I let the engine run for about 10 minutes letting the oil heat up. I then taxied up the hill to the run up area. The increased power I had to use to taxi did a pretty good job of clearing off the dew and by the time I had finished my run up most of the fog was gone from the inside of the windshield. I lined up, called my departure on the radio and began my takeoff run. She bounced around in the grass a little but otherwise the runway felt really smooth. I felt the tail sluggishly come up and knew I was almost at flying speed. It would just take a few seconds longer than normal at this altitude. I quickly glanced at my airspeed indicator as a double check for flying speed. It registered ZERO MPH at first and then bounced up a little to 45 MPH. That’s not flying speed. Be that as it may the plane rose lazily into the air. I relaxed the stick a little to stay in ground effect for a couple seconds to let the plane pick up speed. When she had the speed she liked she began climbing even without me moving the stick. The airspeed still only read about 55 MPH but my GPS ground speed read 75 MPH. Figured I either had a bug or water in the pitot tube.
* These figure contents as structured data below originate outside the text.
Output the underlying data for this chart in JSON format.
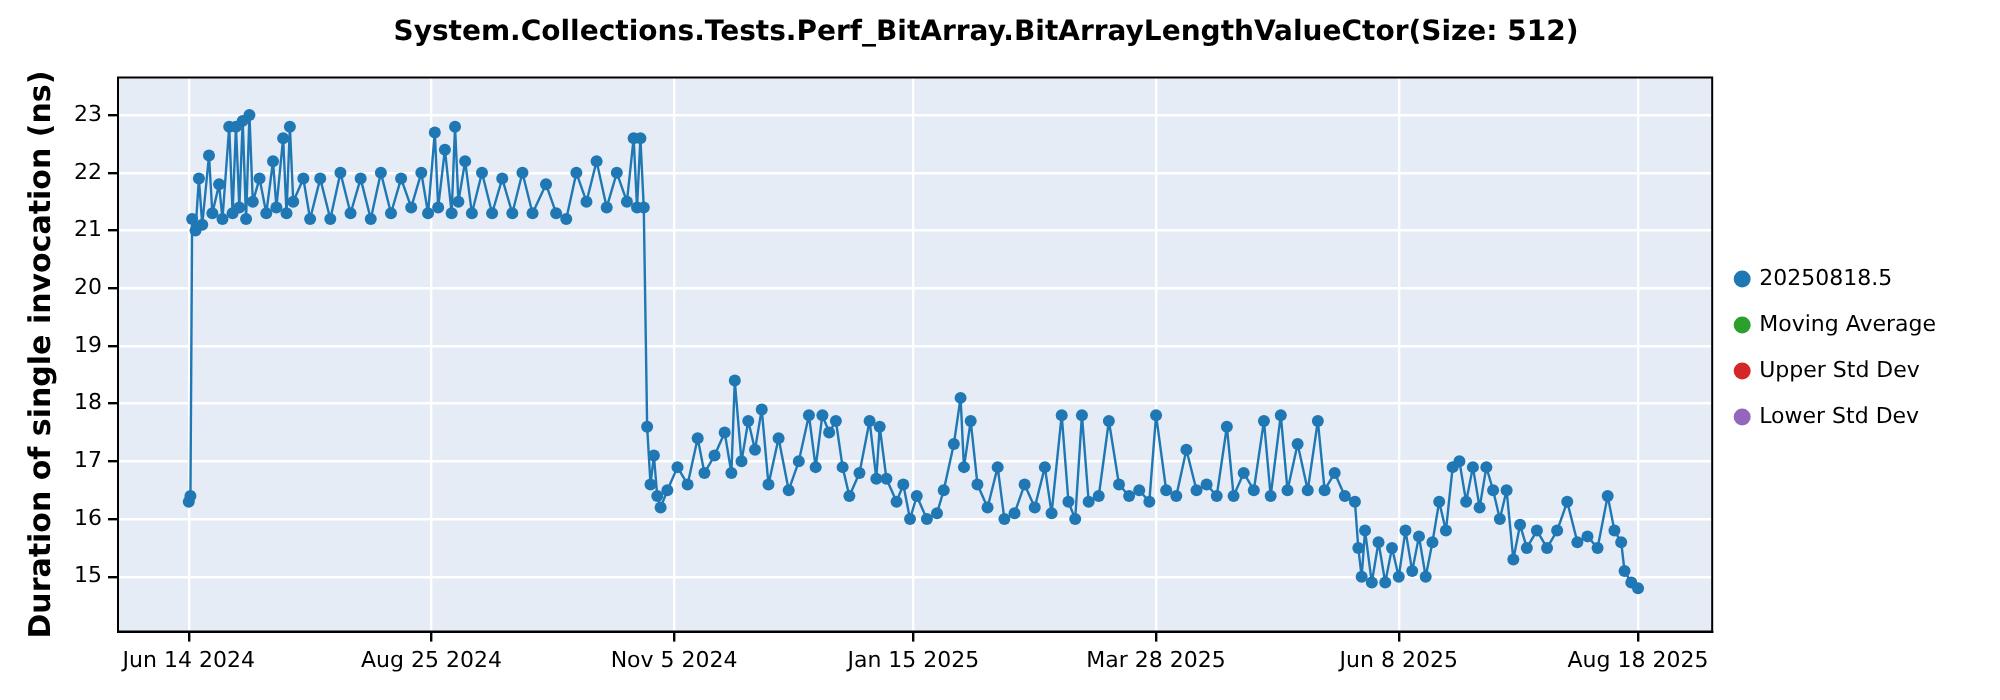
{
  "chart_data": {
    "type": "line",
    "title": "System.Collections.Tests.Perf_BitArray.BitArrayLengthValueCtor(Size: 512)",
    "ylabel": "Duration of single invocation (ns)",
    "xlim": [
      "2024-05-24",
      "2025-09-09"
    ],
    "xticks": [
      {
        "value": "2024-06-14",
        "label": "Jun 14 2024"
      },
      {
        "value": "2024-08-25",
        "label": "Aug 25 2024"
      },
      {
        "value": "2024-11-05",
        "label": "Nov 5 2024"
      },
      {
        "value": "2025-01-15",
        "label": "Jan 15 2025"
      },
      {
        "value": "2025-03-28",
        "label": "Mar 28 2025"
      },
      {
        "value": "2025-06-08",
        "label": "Jun 8 2025"
      },
      {
        "value": "2025-08-18",
        "label": "Aug 18 2025"
      }
    ],
    "ylim": [
      14.05,
      23.65
    ],
    "yticks": [
      15,
      16,
      17,
      18,
      19,
      20,
      21,
      22,
      23
    ],
    "grid": true,
    "legend": "right",
    "marker": "circle",
    "line_style": "solid",
    "series": [
      {
        "name": "20250818.5",
        "color": "#1f77b4",
        "x": [
          "2024-06-14",
          "2024-06-14T12:00",
          "2024-06-15",
          "2024-06-16",
          "2024-06-17",
          "2024-06-18",
          "2024-06-20",
          "2024-06-21",
          "2024-06-23",
          "2024-06-24",
          "2024-06-26",
          "2024-06-27",
          "2024-06-28",
          "2024-06-29",
          "2024-06-30",
          "2024-07-01",
          "2024-07-02",
          "2024-07-03",
          "2024-07-05",
          "2024-07-07",
          "2024-07-09",
          "2024-07-10",
          "2024-07-12",
          "2024-07-13",
          "2024-07-14",
          "2024-07-15",
          "2024-07-18",
          "2024-07-20",
          "2024-07-23",
          "2024-07-26",
          "2024-07-29",
          "2024-08-01",
          "2024-08-04",
          "2024-08-07",
          "2024-08-10",
          "2024-08-13",
          "2024-08-16",
          "2024-08-19",
          "2024-08-22",
          "2024-08-24",
          "2024-08-26",
          "2024-08-27",
          "2024-08-29",
          "2024-08-31",
          "2024-09-01",
          "2024-09-02",
          "2024-09-04",
          "2024-09-06",
          "2024-09-09",
          "2024-09-12",
          "2024-09-15",
          "2024-09-18",
          "2024-09-21",
          "2024-09-24",
          "2024-09-28",
          "2024-10-01",
          "2024-10-04",
          "2024-10-07",
          "2024-10-10",
          "2024-10-13",
          "2024-10-16",
          "2024-10-19",
          "2024-10-22",
          "2024-10-24",
          "2024-10-25",
          "2024-10-26",
          "2024-10-27",
          "2024-10-28",
          "2024-10-29",
          "2024-10-30",
          "2024-10-31",
          "2024-11-01",
          "2024-11-03",
          "2024-11-06",
          "2024-11-09",
          "2024-11-12",
          "2024-11-14",
          "2024-11-17",
          "2024-11-20",
          "2024-11-22",
          "2024-11-23",
          "2024-11-25",
          "2024-11-27",
          "2024-11-29",
          "2024-12-01",
          "2024-12-03",
          "2024-12-06",
          "2024-12-09",
          "2024-12-12",
          "2024-12-15",
          "2024-12-17",
          "2024-12-19",
          "2024-12-21",
          "2024-12-23",
          "2024-12-25",
          "2024-12-27",
          "2024-12-30",
          "2025-01-02",
          "2025-01-04",
          "2025-01-05",
          "2025-01-07",
          "2025-01-10",
          "2025-01-12",
          "2025-01-14",
          "2025-01-16",
          "2025-01-19",
          "2025-01-22",
          "2025-01-24",
          "2025-01-27",
          "2025-01-29",
          "2025-01-30",
          "2025-02-01",
          "2025-02-03",
          "2025-02-06",
          "2025-02-09",
          "2025-02-11",
          "2025-02-14",
          "2025-02-17",
          "2025-02-20",
          "2025-02-23",
          "2025-02-25",
          "2025-02-28",
          "2025-03-02",
          "2025-03-04",
          "2025-03-06",
          "2025-03-08",
          "2025-03-11",
          "2025-03-14",
          "2025-03-17",
          "2025-03-20",
          "2025-03-23",
          "2025-03-26",
          "2025-03-28",
          "2025-03-31",
          "2025-04-03",
          "2025-04-06",
          "2025-04-09",
          "2025-04-12",
          "2025-04-15",
          "2025-04-18",
          "2025-04-20",
          "2025-04-23",
          "2025-04-26",
          "2025-04-29",
          "2025-05-01",
          "2025-05-04",
          "2025-05-06",
          "2025-05-09",
          "2025-05-12",
          "2025-05-15",
          "2025-05-17",
          "2025-05-20",
          "2025-05-23",
          "2025-05-26",
          "2025-05-27",
          "2025-05-28",
          "2025-05-29",
          "2025-05-31",
          "2025-06-02",
          "2025-06-04",
          "2025-06-06",
          "2025-06-08",
          "2025-06-10",
          "2025-06-12",
          "2025-06-14",
          "2025-06-16",
          "2025-06-18",
          "2025-06-20",
          "2025-06-22",
          "2025-06-24",
          "2025-06-26",
          "2025-06-28",
          "2025-06-30",
          "2025-07-02",
          "2025-07-04",
          "2025-07-06",
          "2025-07-08",
          "2025-07-10",
          "2025-07-12",
          "2025-07-14",
          "2025-07-16",
          "2025-07-19",
          "2025-07-22",
          "2025-07-25",
          "2025-07-28",
          "2025-07-31",
          "2025-08-03",
          "2025-08-06",
          "2025-08-09",
          "2025-08-11",
          "2025-08-13",
          "2025-08-14",
          "2025-08-16",
          "2025-08-18"
        ],
        "values": [
          16.3,
          16.4,
          21.2,
          21.0,
          21.9,
          21.1,
          22.3,
          21.3,
          21.8,
          21.2,
          22.8,
          21.3,
          22.8,
          21.4,
          22.9,
          21.2,
          23.0,
          21.5,
          21.9,
          21.3,
          22.2,
          21.4,
          22.6,
          21.3,
          22.8,
          21.5,
          21.9,
          21.2,
          21.9,
          21.2,
          22.0,
          21.3,
          21.9,
          21.2,
          22.0,
          21.3,
          21.9,
          21.4,
          22.0,
          21.3,
          22.7,
          21.4,
          22.4,
          21.3,
          22.8,
          21.5,
          22.2,
          21.3,
          22.0,
          21.3,
          21.9,
          21.3,
          22.0,
          21.3,
          21.8,
          21.3,
          21.2,
          22.0,
          21.5,
          22.2,
          21.4,
          22.0,
          21.5,
          22.6,
          21.4,
          22.6,
          21.4,
          17.6,
          16.6,
          17.1,
          16.4,
          16.2,
          16.5,
          16.9,
          16.6,
          17.4,
          16.8,
          17.1,
          17.5,
          16.8,
          18.4,
          17.0,
          17.7,
          17.2,
          17.9,
          16.6,
          17.4,
          16.5,
          17.0,
          17.8,
          16.9,
          17.8,
          17.5,
          17.7,
          16.9,
          16.4,
          16.8,
          17.7,
          16.7,
          17.6,
          16.7,
          16.3,
          16.6,
          16.0,
          16.4,
          16.0,
          16.1,
          16.5,
          17.3,
          18.1,
          16.9,
          17.7,
          16.6,
          16.2,
          16.9,
          16.0,
          16.1,
          16.6,
          16.2,
          16.9,
          16.1,
          17.8,
          16.3,
          16.0,
          17.8,
          16.3,
          16.4,
          17.7,
          16.6,
          16.4,
          16.5,
          16.3,
          17.8,
          16.5,
          16.4,
          17.2,
          16.5,
          16.6,
          16.4,
          17.6,
          16.4,
          16.8,
          16.5,
          17.7,
          16.4,
          17.8,
          16.5,
          17.3,
          16.5,
          17.7,
          16.5,
          16.8,
          16.4,
          16.3,
          15.5,
          15.0,
          15.8,
          14.9,
          15.6,
          14.9,
          15.5,
          15.0,
          15.8,
          15.1,
          15.7,
          15.0,
          15.6,
          16.3,
          15.8,
          16.9,
          17.0,
          16.3,
          16.9,
          16.2,
          16.9,
          16.5,
          16.0,
          16.5,
          15.3,
          15.9,
          15.5,
          15.8,
          15.5,
          15.8,
          16.3,
          15.6,
          15.7,
          15.5,
          16.4,
          15.8,
          15.6,
          15.1,
          14.9,
          14.8
        ]
      },
      {
        "name": "Moving Average",
        "color": "#2ca02c"
      },
      {
        "name": "Upper Std Dev",
        "color": "#d62728"
      },
      {
        "name": "Lower Std Dev",
        "color": "#9467bd"
      }
    ]
  }
}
As I climbed out I kept to the right side of the canyon. I made a wide, sweeping turn to the left and slowly came back over the field while keeping my right wing near the trees. The plane was climbing good now and I slowly made my way up out of the canyon. About the time I crested the canyon my ASI came alive and read correctly. So I had water in my pitot tube and it had finally all evaporated.
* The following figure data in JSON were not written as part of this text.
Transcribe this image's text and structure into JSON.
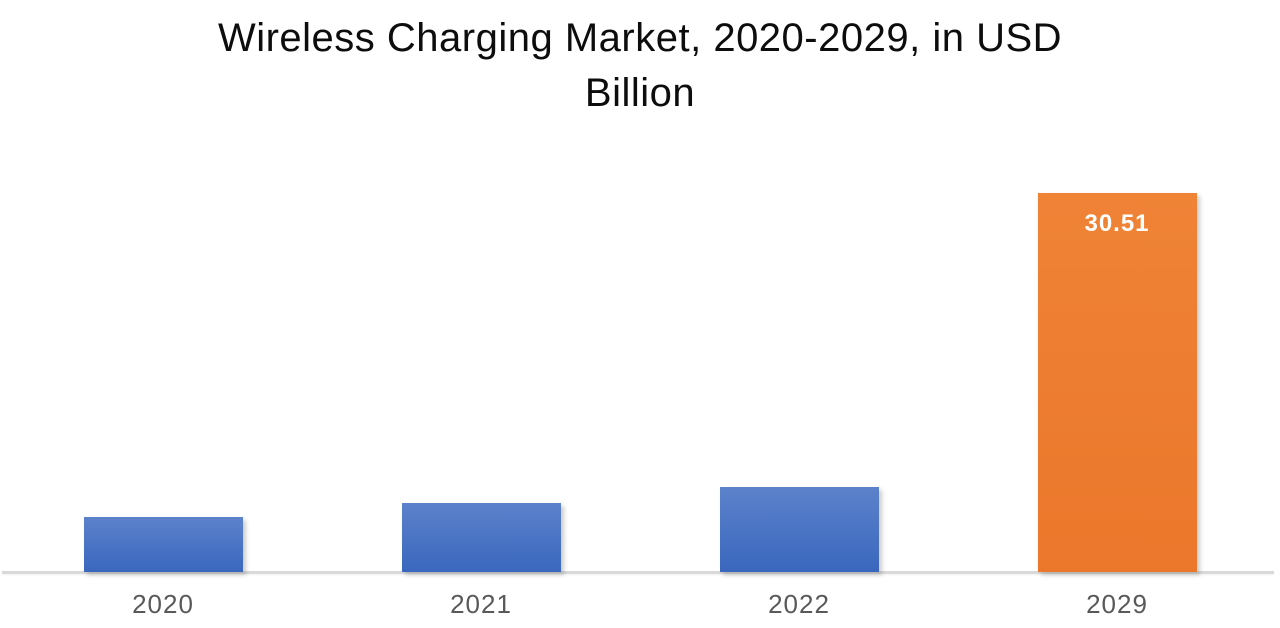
{
  "title": {
    "full": "Wireless Charging Market, 2020-2029, in USD Billion",
    "line1": "Wireless Charging Market, 2020-2029, in USD",
    "line2": "Billion"
  },
  "chart_data": {
    "type": "bar",
    "title": "Wireless Charging Market, 2020-2029, in USD Billion",
    "unit": "USD Billion",
    "categories": [
      "2020",
      "2021",
      "2022",
      "2029"
    ],
    "values": [
      4.43,
      5.55,
      6.84,
      30.51
    ],
    "value_labels": [
      "",
      "",
      "",
      "30.51"
    ],
    "xlabel": "",
    "ylabel": "",
    "ylim": [
      0,
      30.51
    ],
    "grid": false,
    "legend": false,
    "colors": {
      "blue_bar": "#4472C4",
      "blue_bar_gradient_top": "#5C82CB",
      "blue_bar_gradient_bottom": "#3A67BE",
      "orange_bar": "#ED7D31",
      "orange_bar_gradient_top": "#EF8336",
      "orange_bar_gradient_bottom": "#EB772B",
      "axis_line": "#D9D9D9",
      "tick_label": "#595959",
      "data_label": "#FFFFFF",
      "title_text": "#0D0D0D",
      "background": "#FFFFFF"
    },
    "bar_fills": [
      {
        "top": "#5C82CB",
        "bottom": "#3A67BE"
      },
      {
        "top": "#5C82CB",
        "bottom": "#3A67BE"
      },
      {
        "top": "#5C82CB",
        "bottom": "#3A67BE"
      },
      {
        "top": "#EF8336",
        "bottom": "#EB772B"
      }
    ]
  }
}
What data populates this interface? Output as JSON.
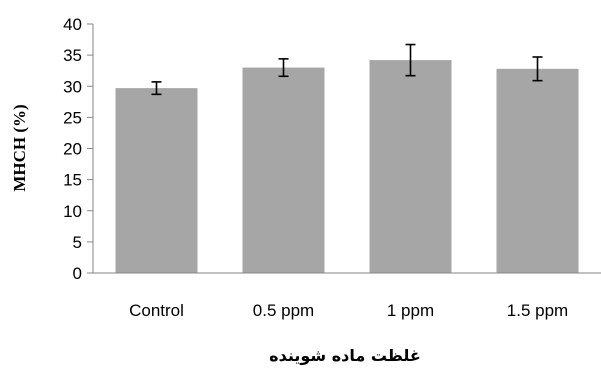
{
  "chart_data": {
    "type": "bar",
    "categories": [
      "Control",
      "0.5 ppm",
      "1 ppm",
      "1.5 ppm"
    ],
    "values": [
      29.7,
      33.0,
      34.2,
      32.8
    ],
    "errors": [
      1.0,
      1.4,
      2.5,
      1.9
    ],
    "xlabel": "غلظت ماده شوینده",
    "ylabel": "MHCH (%)",
    "ylim": [
      0,
      40
    ],
    "yticks": [
      0,
      5,
      10,
      15,
      20,
      25,
      30,
      35,
      40
    ],
    "grid": false,
    "bar_color": "#a6a6a6",
    "axis_color": "#868686"
  }
}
The canyon seemed dark but as I climbed out it was bright and sunny above. I punched Cascade, ID (U70) and slowly turned on course to top off my tanks before heading to Bend, OR.
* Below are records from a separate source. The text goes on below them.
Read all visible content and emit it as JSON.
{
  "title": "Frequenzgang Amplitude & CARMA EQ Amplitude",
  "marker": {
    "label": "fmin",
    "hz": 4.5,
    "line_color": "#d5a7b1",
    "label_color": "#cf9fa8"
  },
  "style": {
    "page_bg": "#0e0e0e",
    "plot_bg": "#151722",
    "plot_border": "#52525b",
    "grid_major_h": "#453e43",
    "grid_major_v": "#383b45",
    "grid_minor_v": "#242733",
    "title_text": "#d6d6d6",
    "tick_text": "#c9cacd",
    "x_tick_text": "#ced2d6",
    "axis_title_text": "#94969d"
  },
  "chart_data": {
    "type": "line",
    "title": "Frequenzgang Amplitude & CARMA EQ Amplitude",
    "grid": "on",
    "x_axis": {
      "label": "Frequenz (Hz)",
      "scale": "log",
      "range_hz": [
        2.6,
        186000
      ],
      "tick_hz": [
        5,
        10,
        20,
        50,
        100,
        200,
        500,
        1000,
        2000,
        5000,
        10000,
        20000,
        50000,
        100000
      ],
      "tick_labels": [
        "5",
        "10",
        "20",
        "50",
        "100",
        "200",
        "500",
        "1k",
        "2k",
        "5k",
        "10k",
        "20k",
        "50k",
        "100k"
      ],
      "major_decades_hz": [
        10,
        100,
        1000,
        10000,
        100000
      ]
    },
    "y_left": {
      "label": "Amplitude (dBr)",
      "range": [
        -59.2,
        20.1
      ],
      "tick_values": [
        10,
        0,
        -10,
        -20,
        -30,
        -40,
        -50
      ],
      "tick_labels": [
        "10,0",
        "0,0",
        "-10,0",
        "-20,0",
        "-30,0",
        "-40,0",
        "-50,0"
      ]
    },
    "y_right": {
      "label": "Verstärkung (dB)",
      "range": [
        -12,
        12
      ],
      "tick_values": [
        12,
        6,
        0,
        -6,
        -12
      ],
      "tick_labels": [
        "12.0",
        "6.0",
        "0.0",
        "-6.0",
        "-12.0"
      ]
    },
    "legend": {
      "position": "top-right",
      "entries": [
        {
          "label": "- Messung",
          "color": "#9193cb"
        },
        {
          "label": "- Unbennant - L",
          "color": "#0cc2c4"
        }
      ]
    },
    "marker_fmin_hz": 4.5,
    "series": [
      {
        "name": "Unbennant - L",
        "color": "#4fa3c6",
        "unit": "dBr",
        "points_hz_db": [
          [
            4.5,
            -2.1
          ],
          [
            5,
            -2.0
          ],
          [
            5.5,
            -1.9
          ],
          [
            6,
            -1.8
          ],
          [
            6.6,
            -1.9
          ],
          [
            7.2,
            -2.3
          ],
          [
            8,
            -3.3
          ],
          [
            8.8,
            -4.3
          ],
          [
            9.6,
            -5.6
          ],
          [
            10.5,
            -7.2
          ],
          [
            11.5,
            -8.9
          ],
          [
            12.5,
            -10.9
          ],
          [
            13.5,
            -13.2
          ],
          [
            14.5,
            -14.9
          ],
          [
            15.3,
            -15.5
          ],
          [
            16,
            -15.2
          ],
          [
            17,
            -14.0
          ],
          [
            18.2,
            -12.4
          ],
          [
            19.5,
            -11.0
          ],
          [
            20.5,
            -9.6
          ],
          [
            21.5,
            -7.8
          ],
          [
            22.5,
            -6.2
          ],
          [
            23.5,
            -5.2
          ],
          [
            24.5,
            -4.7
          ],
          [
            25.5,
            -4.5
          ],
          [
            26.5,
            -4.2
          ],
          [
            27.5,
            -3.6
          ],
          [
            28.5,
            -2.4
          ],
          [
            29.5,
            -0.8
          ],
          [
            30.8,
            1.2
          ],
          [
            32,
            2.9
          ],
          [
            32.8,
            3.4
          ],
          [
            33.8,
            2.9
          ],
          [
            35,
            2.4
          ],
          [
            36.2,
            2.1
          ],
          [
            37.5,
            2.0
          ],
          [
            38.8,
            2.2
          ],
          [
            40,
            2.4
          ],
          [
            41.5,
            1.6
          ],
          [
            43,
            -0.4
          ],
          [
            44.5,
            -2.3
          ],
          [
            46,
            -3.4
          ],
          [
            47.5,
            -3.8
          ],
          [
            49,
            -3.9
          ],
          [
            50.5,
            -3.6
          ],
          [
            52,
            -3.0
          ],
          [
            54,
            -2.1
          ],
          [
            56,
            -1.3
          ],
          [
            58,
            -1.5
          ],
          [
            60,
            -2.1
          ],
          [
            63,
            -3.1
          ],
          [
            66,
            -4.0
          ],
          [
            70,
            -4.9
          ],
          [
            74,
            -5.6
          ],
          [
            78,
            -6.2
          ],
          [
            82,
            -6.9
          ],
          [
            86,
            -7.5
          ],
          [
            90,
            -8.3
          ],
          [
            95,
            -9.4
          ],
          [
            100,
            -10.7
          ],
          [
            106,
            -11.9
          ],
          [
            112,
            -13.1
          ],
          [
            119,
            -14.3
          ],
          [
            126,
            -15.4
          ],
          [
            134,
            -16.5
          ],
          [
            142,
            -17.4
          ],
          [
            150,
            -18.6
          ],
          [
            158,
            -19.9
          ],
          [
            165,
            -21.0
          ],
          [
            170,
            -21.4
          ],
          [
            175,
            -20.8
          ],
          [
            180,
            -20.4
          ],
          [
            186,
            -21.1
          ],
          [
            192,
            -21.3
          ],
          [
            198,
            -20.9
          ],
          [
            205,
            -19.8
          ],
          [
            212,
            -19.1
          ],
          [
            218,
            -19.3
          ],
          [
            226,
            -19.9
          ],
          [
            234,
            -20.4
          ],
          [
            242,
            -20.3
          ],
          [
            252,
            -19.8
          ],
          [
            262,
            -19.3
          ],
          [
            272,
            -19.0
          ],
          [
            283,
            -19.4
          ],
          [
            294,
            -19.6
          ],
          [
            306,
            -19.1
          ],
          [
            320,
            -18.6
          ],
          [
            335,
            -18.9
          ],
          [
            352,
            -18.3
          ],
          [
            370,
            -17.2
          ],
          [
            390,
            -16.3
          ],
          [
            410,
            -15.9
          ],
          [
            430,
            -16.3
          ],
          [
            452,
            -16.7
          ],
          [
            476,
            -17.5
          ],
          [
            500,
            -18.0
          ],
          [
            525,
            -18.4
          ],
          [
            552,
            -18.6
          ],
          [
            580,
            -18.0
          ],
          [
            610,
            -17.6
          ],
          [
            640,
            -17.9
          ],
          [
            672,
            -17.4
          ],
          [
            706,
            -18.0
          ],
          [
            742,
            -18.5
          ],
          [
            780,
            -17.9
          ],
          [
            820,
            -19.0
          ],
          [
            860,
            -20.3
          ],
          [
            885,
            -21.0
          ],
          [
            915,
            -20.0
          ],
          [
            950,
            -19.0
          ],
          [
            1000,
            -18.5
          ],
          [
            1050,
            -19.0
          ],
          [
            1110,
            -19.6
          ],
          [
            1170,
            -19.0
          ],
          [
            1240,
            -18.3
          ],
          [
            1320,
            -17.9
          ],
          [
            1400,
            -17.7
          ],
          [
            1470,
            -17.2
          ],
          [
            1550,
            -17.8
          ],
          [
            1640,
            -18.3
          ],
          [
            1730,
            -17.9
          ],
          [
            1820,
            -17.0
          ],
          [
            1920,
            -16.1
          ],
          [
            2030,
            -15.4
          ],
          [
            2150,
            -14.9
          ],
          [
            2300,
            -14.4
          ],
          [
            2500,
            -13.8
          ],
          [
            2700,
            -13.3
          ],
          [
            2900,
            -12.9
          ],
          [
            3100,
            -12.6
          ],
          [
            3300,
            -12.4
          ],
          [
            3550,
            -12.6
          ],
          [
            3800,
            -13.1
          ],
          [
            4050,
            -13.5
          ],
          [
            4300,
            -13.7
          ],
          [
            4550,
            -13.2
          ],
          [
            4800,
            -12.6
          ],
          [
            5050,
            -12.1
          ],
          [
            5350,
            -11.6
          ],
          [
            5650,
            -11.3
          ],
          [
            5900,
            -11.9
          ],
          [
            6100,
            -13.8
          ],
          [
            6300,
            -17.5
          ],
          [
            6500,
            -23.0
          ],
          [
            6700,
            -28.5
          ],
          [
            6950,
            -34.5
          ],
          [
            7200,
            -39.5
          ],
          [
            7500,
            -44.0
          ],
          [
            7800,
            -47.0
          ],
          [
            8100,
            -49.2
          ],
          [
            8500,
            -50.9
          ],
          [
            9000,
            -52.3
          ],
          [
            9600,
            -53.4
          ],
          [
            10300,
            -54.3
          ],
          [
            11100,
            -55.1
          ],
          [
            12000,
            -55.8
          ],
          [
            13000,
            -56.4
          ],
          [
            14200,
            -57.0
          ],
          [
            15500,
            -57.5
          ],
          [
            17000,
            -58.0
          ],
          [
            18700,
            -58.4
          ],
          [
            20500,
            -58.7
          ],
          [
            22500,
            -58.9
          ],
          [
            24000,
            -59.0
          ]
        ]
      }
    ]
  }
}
Cascade is in a beautiful valley next to Cascade lake. I landed and the friendly FBO attendant topped me off. I then took off and headed west toward Bend, Or (KBDN).
The flight to Bend was pretty and largely smooth. It didn’t get bumpy until I was descending into the pattern. The scenery was amazing.
My friends picked me up at the airport and took me to their home so I could clean up. We went into town and ejoyed The Bite of Bend. It’s a festival where they close off the downtown streets and all the restaurants open up booths on the street. I had some great red curry there from a Thai place. It was about 103 and their kids were getting hot and cranky so we all headed back home to cool off and think about dinner. We had a great pizza together and headed back home. After the kids got to bed I finally got to talk to my friends. It was great to catch up. Again, these were people I knew from the Internet but had never met in real life. I can’t wait to see them again some time. They are great people! So great in fact that they got up at 5:30 to take me back to the airport!
I had already tanked up when I landed in Bend so as soon as I had the plane ready I took off again and headed south. This was the most turbulent part of the trip. Even at 6am I was still getting some pretty significant bumps until I had reached Klammath Lake where it smoothed out finally. I tried to enjoy the scenery but the homeward legs are always the longest legs of any trip.
One thing I noticed was that it was sever clear when I took off but as I headed south, a haze from the north started to follow and then over take me. It still didn’t detract from the scenery.
When Mt. Shasta came into view I knew I was almost home.
Along with Shastina, Mt. Shasta’s smaller neighbor. Both are dormant volcanoes.
Once I passed Castle Crags, I could see my enroute fuel stop, Redding.
And there, just beyond Lake Shasta, lay my big valley…
I topped my fuel tanks off quickly at Redding. It was 9:00am and already getting pretty hot. I was back in the air and southbound in 15 minutes. I didn’t even need the GPS to get home from here. Pretty easy. Just head southeast until you pass Sutter Buttes…
Keep heading south until you pass over Sacramento…
And then the old Rancho Seco nuclear power plant…
And 20 minutes later I was landing back at Oakdale!
This was definitely on of the funner long cross country trips I have been on with my plane. I have flow to Oshkosh and Oklahoma but those were really long and tiring trips. This was wasn’t that long and had GREAT people at every stop I made. I logged about 14 hours, covered about 1500 miles of ground, and saw some of the most beautiful geography in the country. It’s a trip I would recommend to anyone. But first I would recommend a good mountain check out, and brush up on your short and soft field procedures.